Microsoft recently won another victory in its ongoing quest to get regulatory approval for its acquisition of Activision Blizzard. Taiwan’s Fair Trade Commission recently approved the buyout, leaving Microsoft closer than ever to closing the deal.
Microsoft’s Activision Blizzard deal approved in Taiwan
Microsoft announced its plans to acquire Activision Blizzard for a record-breaking $68.7 billion all-cash deal in January 2022. However, the company first requires approval from regulatory agencies around the world.
Taiwan is the latest to approve the deal. According to the Taiwanese FTC, “this case complies with the applicable provisions of the combined handling principle and simplified operating procedures.” It also states that “the overall economic benefits are greater than the disadvantages of restricting competition.”
Regulators in Japan and the European Union approved the buyout in March and May while the US Federal Trade Commission attempted to block the acquisition. However, while those efforts are still ongoing, the FTC’s success seems unlikely given Microsoft’s legal victory in September. Taiwan’s approval leaves UK regulators as Microsoft’s final hurdle to close the deal before the fast-approaching October 18 deadline.
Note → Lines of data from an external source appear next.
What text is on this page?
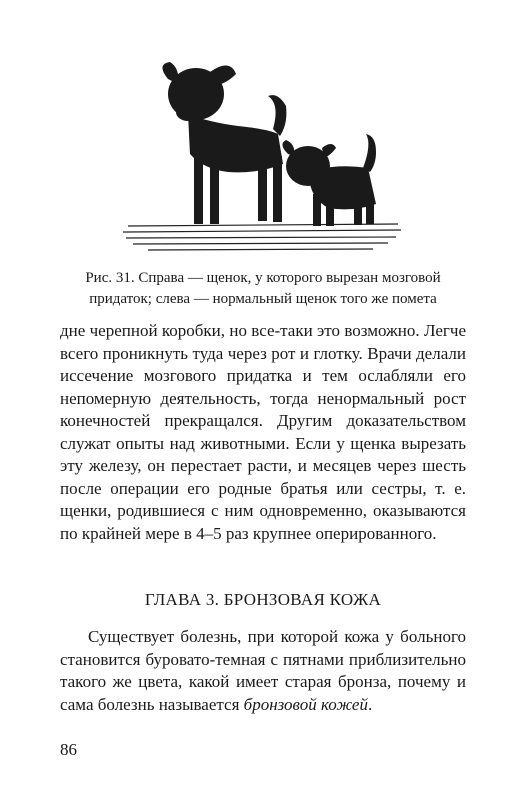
Рис. 31. Справа — щенок, у которого вырезан мозговой
придаток; слева — нормальный щенок того же помета

дне черепной коробки, но все-таки это возможно. Легче всего проникнуть туда через рот и глотку. Врачи делали иссечение мозгового придатка и тем ослабляли его непомерную деятельность, тогда ненормальный рост конечностей прекращался. Другим доказательством служат опыты над животными. Если у щенка вырезать эту железу, он перестает расти, и месяцев через шесть после операции его родные братья или сестры, т. е. щенки, родившиеся с ним одновременно, оказываются по крайней мере в 4–5 раз крупнее оперированного.

ГЛАВА 3. БРОНЗОВАЯ КОЖА

Существует болезнь, при которой кожа у больного становится буровато-темная с пятнами приблизительно такого же цвета, какой имеет старая бронза, почему и сама болезнь называется бронзовой кожей.

86
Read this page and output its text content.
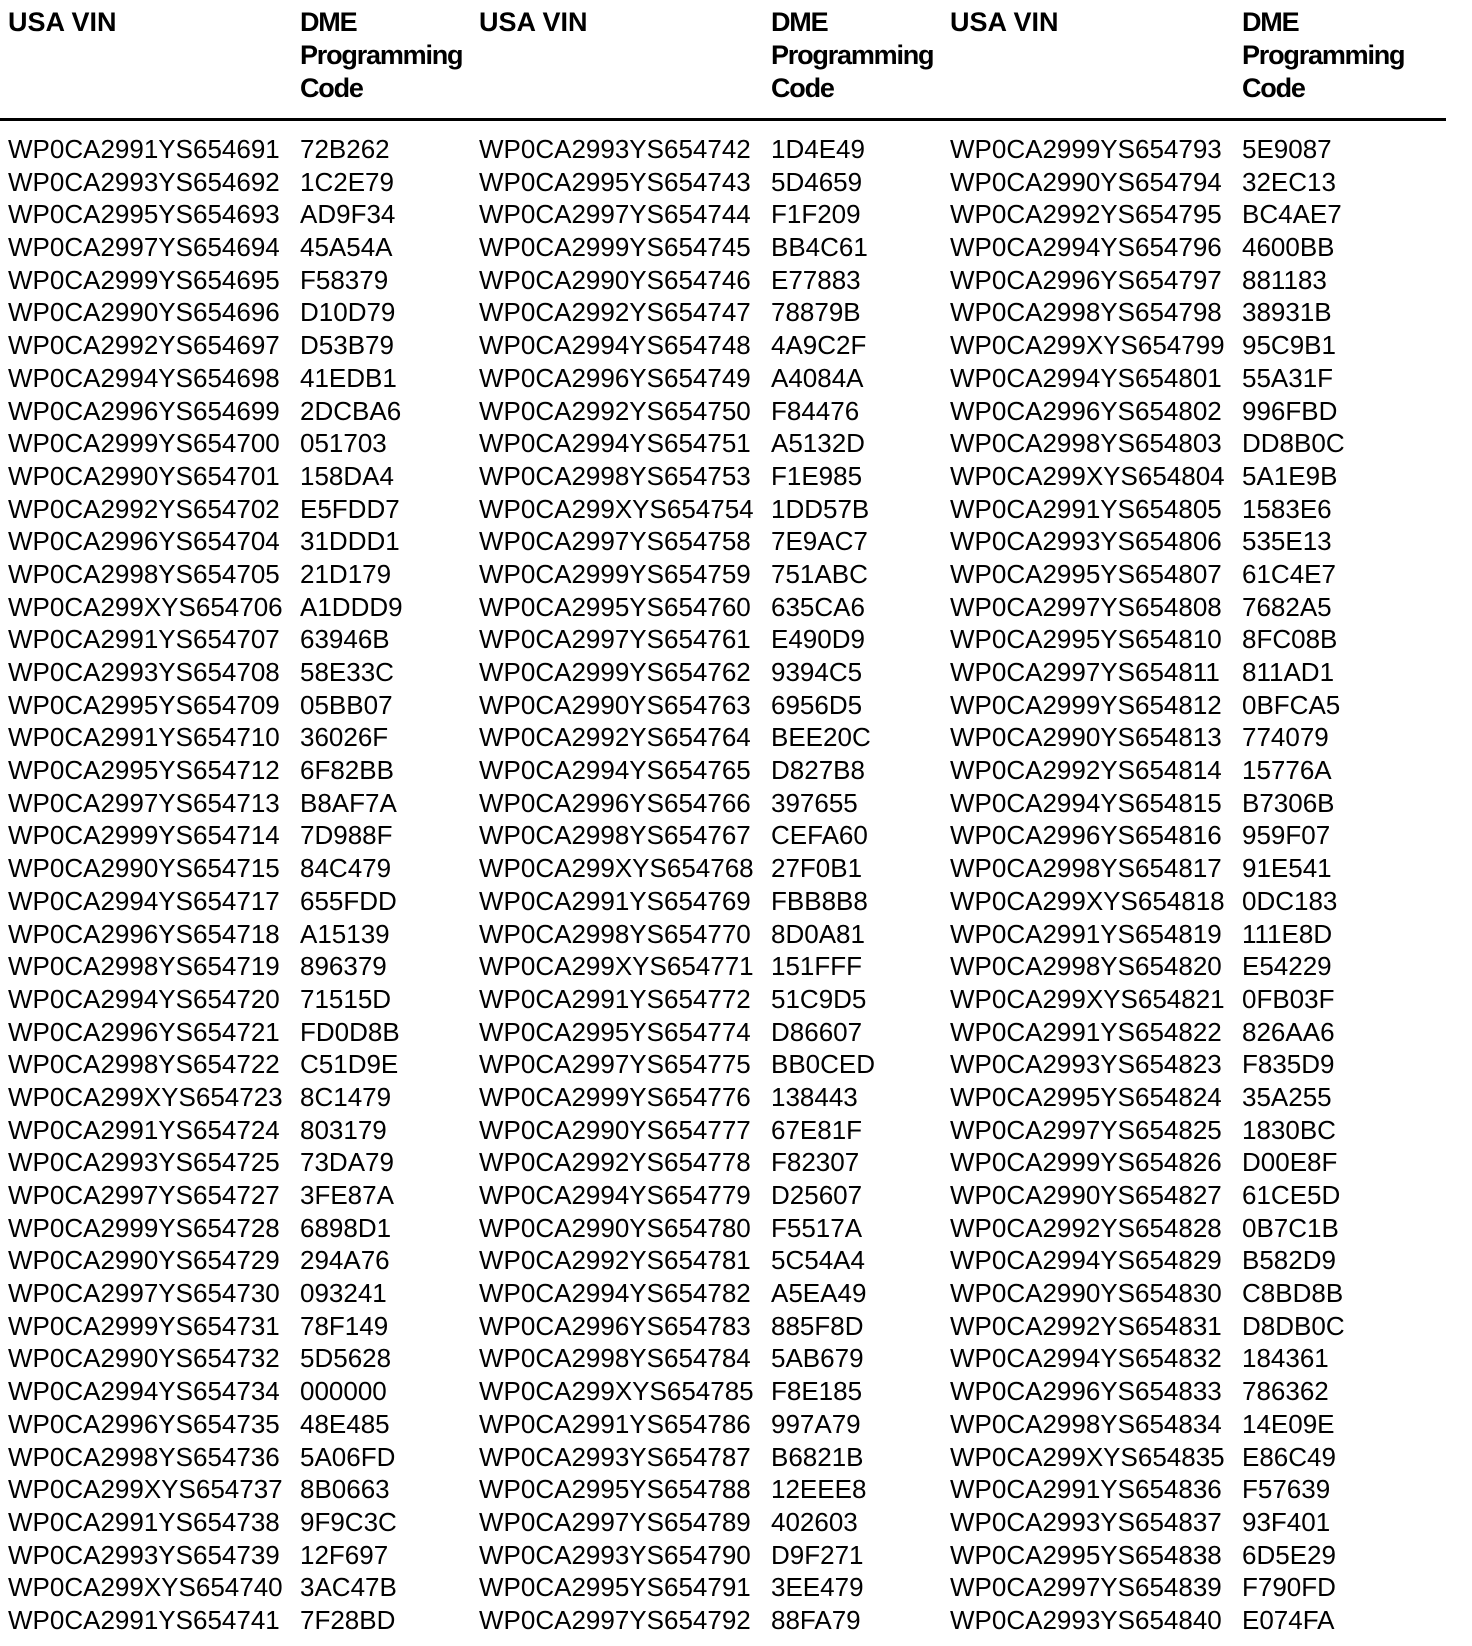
USA VIN	DME
Programming
Code
WP0CA2991YS654691 72B262
WP0CA2993YS654692 1C2E79
WP0CA2995YS654693 AD9F34
WP0CA2997YS654694 45A54A
WP0CA2999YS654695 F58379
WP0CA2990YS654696 D10D79
WP0CA2992YS654697 D53B79
WP0CA2994YS654698 41EDB1
WP0CA2996YS654699 2DCBA6
WP0CA2999YS654700 051703
WP0CA2990YS654701 158DA4
WP0CA2992YS654702 E5FDD7
WP0CA2996YS654704 31DDD1
WP0CA2998YS654705 21D179
WP0CA299XYS654706 A1DDD9
WP0CA2991YS654707 63946B
WP0CA2993YS654708 58E33C
WP0CA2995YS654709 05BB07
WP0CA2991YS654710 36026F
WP0CA2995YS654712 6F82BB
WP0CA2997YS654713 B8AF7A
WP0CA2999YS654714 7D988F
WP0CA2990YS654715 84C479
WP0CA2994YS654717 655FDD
WP0CA2996YS654718 A15139
WP0CA2998YS654719 896379
WP0CA2994YS654720 71515D
WP0CA2996YS654721 FD0D8B
WP0CA2998YS654722 C51D9E
WP0CA299XYS654723 8C1479
WP0CA2991YS654724 803179
WP0CA2993YS654725 73DA79
WP0CA2997YS654727 3FE87A
WP0CA2999YS654728 6898D1
WP0CA2990YS654729 294A76
WP0CA2997YS654730 093241
WP0CA2999YS654731 78F149
WP0CA2990YS654732 5D5628
WP0CA2994YS654734 000000
WP0CA2996YS654735 48E485
WP0CA2998YS654736 5A06FD
WP0CA299XYS654737 8B0663
WP0CA2991YS654738 9F9C3C
WP0CA2993YS654739 12F697
WP0CA299XYS654740 3AC47B
WP0CA2991YS654741 7F28BD
USA VIN	DME
Programming
Code
WP0CA2993YS654742 1D4E49
WP0CA2995YS654743 5D4659
WP0CA2997YS654744 F1F209
WP0CA2999YS654745 BB4C61
WP0CA2990YS654746 E77883
WP0CA2992YS654747 78879B
WP0CA2994YS654748 4A9C2F
WP0CA2996YS654749 A4084A
WP0CA2992YS654750 F84476
WP0CA2994YS654751 A5132D
WP0CA2998YS654753 F1E985
WP0CA299XYS654754 1DD57B
WP0CA2997YS654758 7E9AC7
WP0CA2999YS654759 751ABC
WP0CA2995YS654760 635CA6
WP0CA2997YS654761 E490D9
WP0CA2999YS654762 9394C5
WP0CA2990YS654763 6956D5
WP0CA2992YS654764 BEE20C
WP0CA2994YS654765 D827B8
WP0CA2996YS654766 397655
WP0CA2998YS654767 CEFA60
WP0CA299XYS654768 27F0B1
WP0CA2991YS654769 FBB8B8
WP0CA2998YS654770 8D0A81
WP0CA299XYS654771 151FFF
WP0CA2991YS654772 51C9D5
WP0CA2995YS654774 D86607
WP0CA2997YS654775 BB0CED
WP0CA2999YS654776 138443
WP0CA2990YS654777 67E81F
WP0CA2992YS654778 F82307
WP0CA2994YS654779 D25607
WP0CA2990YS654780 F5517A
WP0CA2992YS654781 5C54A4
WP0CA2994YS654782 A5EA49
WP0CA2996YS654783 885F8D
WP0CA2998YS654784 5AB679
WP0CA299XYS654785 F8E185
WP0CA2991YS654786 997A79
WP0CA2993YS654787 B6821B
WP0CA2995YS654788 12EEE8
WP0CA2997YS654789 402603
WP0CA2993YS654790 D9F271
WP0CA2995YS654791 3EE479
WP0CA2997YS654792 88FA79
USA VIN	DME
Programming
Code
WP0CA2999YS654793 5E9087
WP0CA2990YS654794 32EC13
WP0CA2992YS654795 BC4AE7
WP0CA2994YS654796 4600BB
WP0CA2996YS654797 881183
WP0CA2998YS654798 38931B
WP0CA299XYS654799 95C9B1
WP0CA2994YS654801 55A31F
WP0CA2996YS654802 996FBD
WP0CA2998YS654803 DD8B0C
WP0CA299XYS654804 5A1E9B
WP0CA2991YS654805 1583E6
WP0CA2993YS654806 535E13
WP0CA2995YS654807 61C4E7
WP0CA2997YS654808 7682A5
WP0CA2995YS654810 8FC08B
WP0CA2997YS654811 811AD1
WP0CA2999YS654812 0BFCA5
WP0CA2990YS654813 774079
WP0CA2992YS654814 15776A
WP0CA2994YS654815 B7306B
WP0CA2996YS654816 959F07
WP0CA2998YS654817 91E541
WP0CA299XYS654818 0DC183
WP0CA2991YS654819 111E8D
WP0CA2998YS654820 E54229
WP0CA299XYS654821 0FB03F
WP0CA2991YS654822 826AA6
WP0CA2993YS654823 F835D9
WP0CA2995YS654824 35A255
WP0CA2997YS654825 1830BC
WP0CA2999YS654826 D00E8F
WP0CA2990YS654827 61CE5D
WP0CA2992YS654828 0B7C1B
WP0CA2994YS654829 B582D9
WP0CA2990YS654830 C8BD8B
WP0CA2992YS654831 D8DB0C
WP0CA2994YS654832 184361
WP0CA2996YS654833 786362
WP0CA2998YS654834 14E09E
WP0CA299XYS654835 E86C49
WP0CA2991YS654836 F57639
WP0CA2993YS654837 93F401
WP0CA2995YS654838 6D5E29
WP0CA2997YS654839 F790FD
WP0CA2993YS654840 E074FA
The UK’s Competition and Markets Authority rejected Microsoft’s initial plan in April. The British regulatory agency argued that the merger would give Microsoft too large of a share of the cloud gaming market. Microsoft offered the CMA a new proposal in August, giving Ubisoft cloud gaming rights to Activision Blizzard titles for 15 years. The CMA gave the new plan provisional approval last month but has not formally approved the merger. However, the CMA hasn’t said anything to indicate that it will not approve the deal before October 18.